The dispute began in 2012, when the plaintiff developer obtained zoning relief to redevelop a residential property in Boston’s South End. After several years of legal challenges by abutting property owners, the developer abandoned that zoning relief and pursued a new project that appeared to require no zoning relief. When it turned out the developer’s new project did require zoning relief, the abutters seized the opportunity to appeal the new zoning relief as well.

While the abutters’ new appeal was pending, the developer filed a separate case against them alleging abuse of process and violations of the Massachusetts unfair trade practices statute, M.G.L. c. 93A (Chapter 93A). After the abutters’ efforts to dismiss the new case were rejected, they filed counterclaims against the developer for breach of contract and abuse of process.

The developer moved to dismiss the abutters’ counterclaims under Massachusetts’ so-called “anti-SLAPP” statute, M.G.L. c. 231, § 59H. For the uninitiated, a SLAPP suit is a case filed to intimidate or deter a party from engaging in constitutionally protected “petitioning activity,” which includes the filing of legitimate legal claims. SLAPP stands for Strategic Litigation Against Public Participation. The anti-SLAPP statute allows a defendant to file a “special motion to dismiss” seeking early dismissal of claims that have no legitimate purpose other than silencing the defendant by the threat of costly litigation and the possibility of having to pay damages.

Here, the developer engaged in protected petitioning activity by filing suit against the abutters for abuse of process and violations of Chapter 93A. When the abutters asserted counterclaims, the developer moved to dismiss them on the ground that they were retaliatory, i.e., that they were SLAPP claims intended to intimidate the developer into abandoning its suit. The trial judge disagreed and denied the developer’s motion. The developer appealed that decision and the SJC reversed, holding that the abutters’ counterclaims should have been dismissed because the abutters’ primary motivation in bringing those claims was to intimidate the developer into dropping its own lawsuit, not to recover damages for the developer’s alleged misconduct.

The abutters claimed that the developer initiated suit for the improper purpose of obtaining advantages unrelated to the litigation itself, to compel the abutters to: abandon their opposition to the developer’s project, give up their property interests, grant the developer an easement, and agree to the location of a disputed street. To survive dismissal under the anti-SLAPP statute, the abutters had to demonstrate that their abuse of process claim did not “interfere with and burden” the developer’s petitioning rights, i.e., its right to initiate litigation in the first instance. The SJC held that this was an “insurmountable burden in a case, such as this, where the ‘damages for the personal harm’ [to the abutters] are inextricably entwined with the contemporaneous conduct of the litigation itself.”

In the SJC’s view, the abutters’ counterclaims “objectively burdened” the developer’s petitioning rights by “raising the specter of mounting liability for defense costs and other damages associated with the ongoing litigation.” The court went so far as to analogize the abutters’ abuse-of-process counterclaim to the proverbial Sword of Damocles, with the possibility of ever-increasing liability hanging over the developer’s head should it choose to continue to prosecute its own claims.

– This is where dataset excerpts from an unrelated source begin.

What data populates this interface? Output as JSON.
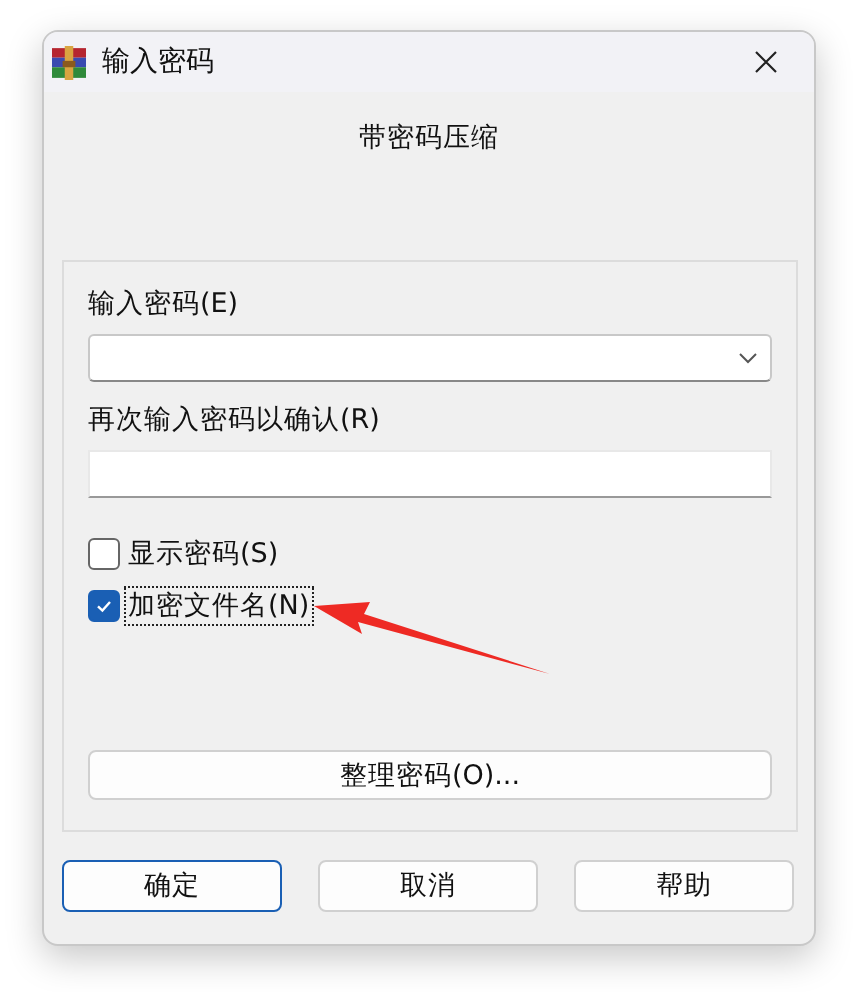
{
  "window": {
    "title": "输入密码"
  },
  "heading": "带密码压缩",
  "fields": [
    {
      "label": "输入密码(E)",
      "kind": "combo"
    },
    {
      "label": "再次输入密码以确认(R)",
      "kind": "text"
    }
  ],
  "checkboxes": [
    {
      "label": "显示密码(S)",
      "checked": false,
      "focused": false
    },
    {
      "label": "加密文件名(N)",
      "checked": true,
      "focused": true
    }
  ],
  "organize_button": "整理密码(O)...",
  "buttons": [
    {
      "label": "确定",
      "default": true
    },
    {
      "label": "取消",
      "default": false
    },
    {
      "label": "帮助",
      "default": false
    }
  ],
  "annotation": {
    "kind": "arrow"
  }
}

This is precisely the situation that the anti-SLAPP statute is intended to prevent by allowing for early dismissal of retaliatory claims that have no factual basis independent of the plaintiff’s protected petitioning activity – here, the developer’s decision to commence its separate lawsuit. It should be noted that, under the anti-SLAPP statute, allowance of a party’s special motion to dismiss requires the court to award that party its reasonable attorneys’ fees and costs incurred in defending against SLAPP claims, so 477 Harrison is one of those rare cases where a developer will be able to recover some of its attorneys’ fees from the project’s opponents.

What does all this mean for real estate developers facing opposition from abutters and neighborhood groups? You and your counsel should be on the lookout for similar retaliatory claims filed in connection with your projects. Abuse of process claims in particular should be scrutinized for compliance – or lack thereof – with the SJC’s holding in 477 Harrison. The court broadly held that “a counterclaimant asserting damages caused by the conduct of the same proceedings, e.g., attorney’s fees and costs, cannot establish that its counterclaim is not a SLAPP suit . . . .” In other words, every counterclaim seeking damages allegedly caused by the plaintiff’s initiation of that same case is subject to dismissal under the anti-SLAPP statute, because “the primary motivation of such a claim is to burden the opposing party’s petitioning rights.”

While this decision won’t eliminate legal challenges by neighboring landowners, it at least removes one arrow from their quiver and provides developers with a means to fight back.